The Labor Department in US reported on Thursday, 29 April 2010 that the number of people filing initial claims for unemployment benefits declined by 11,000 in the week ended 24 April to a seasonally adjusted 448,000. Claims are down about 28% from the prior year. The new claims level matched expectations.
The four-week average of new claims, considered a better gauge of underlying trends than the volatile weekly number, rose 1,500 to stand at 462,500.
The report also revised that the number of people collecting regular state benefits dropped 18,000 to a seasonally adjusted 4.65 million in the week ended 17 April. The four-week average of continuing claims fell 9,000 to 4.64 million, the lowest level since January 2009.
In the currency market on Thursday, the dollar index, which measures the strength of the dollar against basket of six other currencies fell by 0.4%. The euro rebounded against the dollar today.
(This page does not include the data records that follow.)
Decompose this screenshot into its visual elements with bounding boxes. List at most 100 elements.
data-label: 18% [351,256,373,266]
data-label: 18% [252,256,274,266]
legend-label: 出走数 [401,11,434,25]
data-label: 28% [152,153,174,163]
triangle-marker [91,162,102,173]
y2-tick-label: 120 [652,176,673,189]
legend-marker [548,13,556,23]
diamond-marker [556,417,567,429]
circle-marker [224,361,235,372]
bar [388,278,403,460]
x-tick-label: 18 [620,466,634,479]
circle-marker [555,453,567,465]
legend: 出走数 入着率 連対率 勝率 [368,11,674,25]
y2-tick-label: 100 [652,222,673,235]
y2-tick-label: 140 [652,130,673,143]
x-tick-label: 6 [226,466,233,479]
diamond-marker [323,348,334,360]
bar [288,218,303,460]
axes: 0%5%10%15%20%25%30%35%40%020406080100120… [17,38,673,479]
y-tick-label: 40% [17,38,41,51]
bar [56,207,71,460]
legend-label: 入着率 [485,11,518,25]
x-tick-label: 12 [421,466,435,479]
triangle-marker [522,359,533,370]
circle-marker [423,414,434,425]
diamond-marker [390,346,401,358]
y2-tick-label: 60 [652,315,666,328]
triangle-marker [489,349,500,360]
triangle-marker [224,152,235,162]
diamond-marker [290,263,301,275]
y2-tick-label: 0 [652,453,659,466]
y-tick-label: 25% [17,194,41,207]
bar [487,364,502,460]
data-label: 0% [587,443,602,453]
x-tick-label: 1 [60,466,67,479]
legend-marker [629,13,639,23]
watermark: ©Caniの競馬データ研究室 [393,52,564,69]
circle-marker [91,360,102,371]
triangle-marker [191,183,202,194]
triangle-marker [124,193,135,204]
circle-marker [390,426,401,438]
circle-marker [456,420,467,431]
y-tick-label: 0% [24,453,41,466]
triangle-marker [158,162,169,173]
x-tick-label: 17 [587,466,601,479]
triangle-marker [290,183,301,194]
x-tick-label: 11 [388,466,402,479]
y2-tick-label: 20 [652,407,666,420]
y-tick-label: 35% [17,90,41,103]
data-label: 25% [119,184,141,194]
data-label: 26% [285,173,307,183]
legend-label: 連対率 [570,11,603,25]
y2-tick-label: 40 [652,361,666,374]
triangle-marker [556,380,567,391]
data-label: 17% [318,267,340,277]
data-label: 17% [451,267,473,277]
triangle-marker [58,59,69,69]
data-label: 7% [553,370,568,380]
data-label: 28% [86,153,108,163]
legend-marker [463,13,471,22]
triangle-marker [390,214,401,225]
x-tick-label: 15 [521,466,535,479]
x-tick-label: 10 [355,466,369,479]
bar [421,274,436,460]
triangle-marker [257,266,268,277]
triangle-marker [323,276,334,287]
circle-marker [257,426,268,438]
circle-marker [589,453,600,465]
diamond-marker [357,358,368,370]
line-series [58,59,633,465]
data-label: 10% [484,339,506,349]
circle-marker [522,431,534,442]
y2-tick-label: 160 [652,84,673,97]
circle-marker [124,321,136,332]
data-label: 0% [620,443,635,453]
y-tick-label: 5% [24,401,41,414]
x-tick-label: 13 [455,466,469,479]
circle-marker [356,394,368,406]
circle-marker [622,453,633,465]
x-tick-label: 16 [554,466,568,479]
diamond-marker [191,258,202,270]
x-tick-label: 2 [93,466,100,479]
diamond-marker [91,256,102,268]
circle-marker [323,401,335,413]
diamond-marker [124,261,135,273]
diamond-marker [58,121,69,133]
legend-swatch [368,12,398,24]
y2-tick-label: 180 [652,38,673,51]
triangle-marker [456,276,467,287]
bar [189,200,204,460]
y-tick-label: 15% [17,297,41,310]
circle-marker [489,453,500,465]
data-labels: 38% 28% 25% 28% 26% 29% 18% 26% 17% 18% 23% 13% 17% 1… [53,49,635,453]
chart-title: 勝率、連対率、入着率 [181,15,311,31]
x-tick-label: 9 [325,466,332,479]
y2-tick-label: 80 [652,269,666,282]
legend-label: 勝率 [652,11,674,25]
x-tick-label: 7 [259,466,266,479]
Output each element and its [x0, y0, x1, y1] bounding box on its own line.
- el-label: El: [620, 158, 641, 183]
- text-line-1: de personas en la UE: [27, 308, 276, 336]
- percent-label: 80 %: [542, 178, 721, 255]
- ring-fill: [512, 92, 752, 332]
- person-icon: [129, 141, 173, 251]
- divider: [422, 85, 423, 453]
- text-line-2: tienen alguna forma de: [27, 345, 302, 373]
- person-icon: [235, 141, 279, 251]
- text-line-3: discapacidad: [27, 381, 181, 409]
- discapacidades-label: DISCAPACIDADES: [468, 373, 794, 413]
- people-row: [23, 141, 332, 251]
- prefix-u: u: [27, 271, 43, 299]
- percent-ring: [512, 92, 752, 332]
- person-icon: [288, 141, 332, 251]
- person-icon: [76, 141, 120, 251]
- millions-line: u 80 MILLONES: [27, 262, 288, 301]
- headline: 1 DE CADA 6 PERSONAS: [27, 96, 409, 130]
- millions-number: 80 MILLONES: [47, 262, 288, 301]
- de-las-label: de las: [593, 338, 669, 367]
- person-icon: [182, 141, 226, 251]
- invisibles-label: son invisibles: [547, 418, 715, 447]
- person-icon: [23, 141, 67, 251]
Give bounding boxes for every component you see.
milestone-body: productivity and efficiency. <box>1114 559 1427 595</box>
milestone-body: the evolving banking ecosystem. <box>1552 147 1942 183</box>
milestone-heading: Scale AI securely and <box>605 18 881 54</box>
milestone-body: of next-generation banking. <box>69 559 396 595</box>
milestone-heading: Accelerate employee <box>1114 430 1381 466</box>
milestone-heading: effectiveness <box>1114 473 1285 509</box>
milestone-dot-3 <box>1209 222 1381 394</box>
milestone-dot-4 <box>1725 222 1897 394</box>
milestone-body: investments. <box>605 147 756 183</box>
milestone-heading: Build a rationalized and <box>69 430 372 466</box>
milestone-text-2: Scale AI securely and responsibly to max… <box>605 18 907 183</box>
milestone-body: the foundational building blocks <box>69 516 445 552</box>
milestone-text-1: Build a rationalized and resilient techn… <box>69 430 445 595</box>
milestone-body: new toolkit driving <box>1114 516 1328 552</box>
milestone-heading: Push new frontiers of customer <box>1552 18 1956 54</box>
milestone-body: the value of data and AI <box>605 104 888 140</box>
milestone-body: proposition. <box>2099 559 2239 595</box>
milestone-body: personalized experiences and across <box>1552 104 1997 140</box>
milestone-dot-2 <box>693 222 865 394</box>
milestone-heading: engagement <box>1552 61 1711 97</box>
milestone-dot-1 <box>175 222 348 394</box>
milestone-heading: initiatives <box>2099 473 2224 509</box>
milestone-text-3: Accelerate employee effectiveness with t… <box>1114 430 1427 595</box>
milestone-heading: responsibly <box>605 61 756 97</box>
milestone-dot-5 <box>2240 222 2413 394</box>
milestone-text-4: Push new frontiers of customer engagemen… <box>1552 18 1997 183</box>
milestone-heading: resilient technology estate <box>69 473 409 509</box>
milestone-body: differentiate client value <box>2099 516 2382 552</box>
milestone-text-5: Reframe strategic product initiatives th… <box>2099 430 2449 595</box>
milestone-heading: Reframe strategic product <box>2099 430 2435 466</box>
Concerns over spreading contagion to other European countries lessened somewhat on reports that officials were considering a multi-year rescue package for Greece that could total more than 100 billion euros ($133 billion), compared to prior plans for a one-year aid package of roughly 45 billion euros.
Yesterday, in the latest weekly inventory report, the Energy Department reported an increase of 1.96 million barrels in the U.S. oil inventories in the week ended 23 April. Market had expected a rise of 1.4 million barrels. Refineries ran at 89% of their capacity, higher than expected. Crude stocks in Cushing, Okla., the delivery point for New York Mercantile Exchange oil, increased by nearly half a million barrels.
The report also showed that gasoline stocks declined by 1.24 million barrels; against an expected build of 500,000 barrels. Stocks of distillates, which include heating oil and diesel, were up by 2.93 million barrels when the expectation was of an increase of 1.2 million barrels.
On Thursday, natural-gas futures dropped as the Energy Information Administration reported a larger-than-expected increase for natural gas in storage last week. The EIA reported an increase of 83 billion cubic feet in the week ended 23 April, whereas market expected 70 to 76 billion cubic feet. Later Thursday, the EIA said production of natural gas in February rose 1.6% from January's output, which it revised lower. Natural gas for June delivery, the most active contract, declined 37 cents, or 8.5%, to settle at $3.98 per million British thermal units.
Crude ended FY 2009 higher by 78%, the highest yearly gain since 1999. It reached a high of $82 earlier in October 2009 and hit a low of $33.98 on 12 February 2009. Crude prices had ended FY 2008 lower by 54%, the largest yearly loss since trading began at Nymex.
At the MCX, crude oil for May delivery closed higher by Rs 86 (2.3%) at Rs 3,784/barrel. Natural gas for May delivery closed at Rs 178.7, lower by Rs 17.7 (8.1%).